They may think it’s kitschy and cool to keep their child’s gender private, but Storm may think otherwise when he or she faces an identity crisis that consumes his or her emotional energy.
It would be easy to write off Storm’s parents as oddballs with extreme progressive notions about parenting, but the fact is that their views about gender identity are increasingly evident across Western cultures.
Last week brought news from Stockholm of a preschool called Egalia where students are known as “friends” and not by gender-specific pronouns such as him and her.
Egalia reflects a core mission of Sweden’s national education curriculum: breaking down gender barriers and promoting equality of the sexes. Practically, this means schools hire “gender pedagogues” to ferret out sex-based biases in toys, games, books and lesson plans so gender stereotypes can be banished from the educational experiences of preschoolers.

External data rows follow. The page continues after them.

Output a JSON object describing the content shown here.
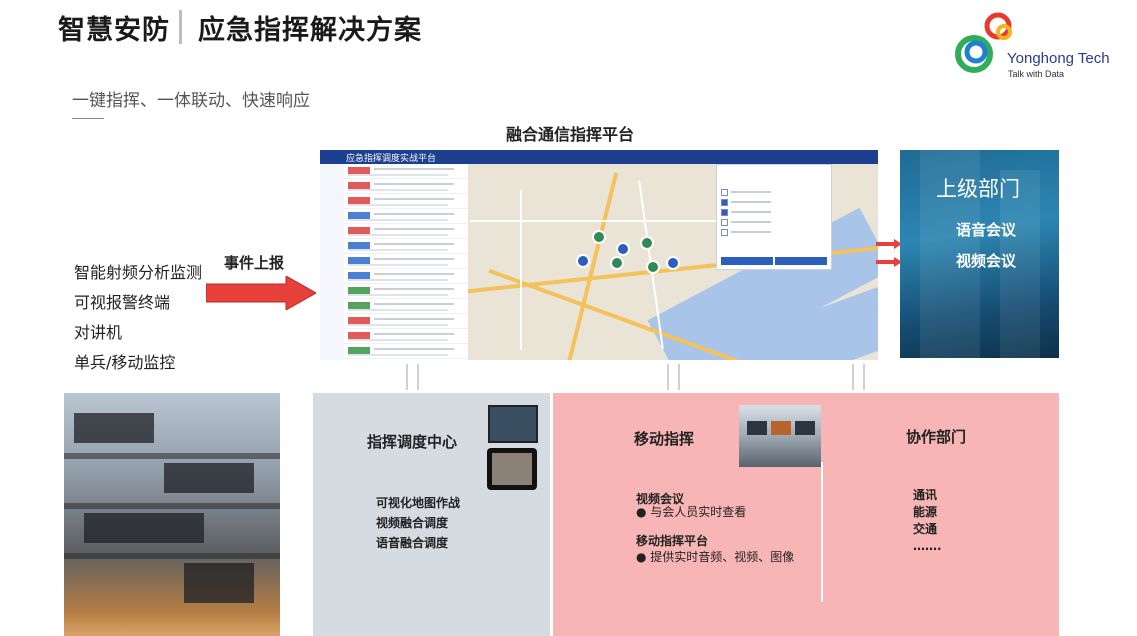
{
  "header": {
    "title_part1": "智慧安防",
    "title_part2": "应急指挥解决方案",
    "subtitle": "一键指挥、一体联动、快速响应"
  },
  "logo": {
    "name": "Yonghong Tech",
    "tagline": "Talk with Data",
    "colors": [
      "#e83a2f",
      "#f5b41a",
      "#2fae5a",
      "#1f7fd1"
    ]
  },
  "platform": {
    "title": "融合通信指挥平台",
    "screen_title": "应急指挥调度实战平台"
  },
  "left": {
    "items": [
      "智能射频分析监测",
      "可视报警终端",
      "对讲机",
      "单兵/移动监控"
    ],
    "report_label": "事件上报"
  },
  "superior": {
    "title": "上级部门",
    "items": [
      "语音会议",
      "视频会议"
    ]
  },
  "command_center": {
    "title": "指挥调度中心",
    "items": [
      "可视化地图作战",
      "视频融合调度",
      "语音融合调度"
    ]
  },
  "mobile": {
    "title": "移动指挥",
    "section1_title": "视频会议",
    "section1_bullet": "与会人员实时查看",
    "section2_title": "移动指挥平台",
    "section2_bullet": "提供实时音频、视频、图像"
  },
  "cooperation": {
    "title": "协作部门",
    "items": [
      "通讯",
      "能源",
      "交通",
      "……."
    ]
  },
  "colors": {
    "arrow_red": "#e8403a",
    "pink_panel": "#f7b5b5",
    "grey_panel": "#d6dbe2",
    "screen_bar": "#1d3f8f"
  }
}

So now at Egalia, the Legos are next to the kitchen so everyone understands you can be both a builder and a cook. (Those professional fields, at their highest levels, are dominated by men anyway. Joke’s on Sweden.)
In fact, “early gender socialization” is deemed unhealthy for children by powerful progressive organizations such as UNICEF, which defines “gender socialization” as “the process by which people learn to behave in a certain way, as dictated by societal beliefs, values, attitudes and examples.” UNICEF decries this process, noting that it begins even before a child is born when the community anticipates its arrival as a boy or girl.
Raise your hand if you think this sounds wacky.
Now, keep your hand up if you’re pretty sure the worldview that promotes the idea that it is wrong to socialize children to their specific, God-given gender is an alien notion that will not soon happen here in the good old U.S. of A.
If your hand is still up, you’re fooling yourself.
It’s already happening, insidiously, surreptitiously and systematically. And if those who think it’s wacky and unlikely in American early childhood education don’t start paying closer attention, we’re about a half-generation away from preschools full of kids named Storm who can’t tell you if they’re little boys or little girls, not because they don’t know but because they simply haven’t decided yet.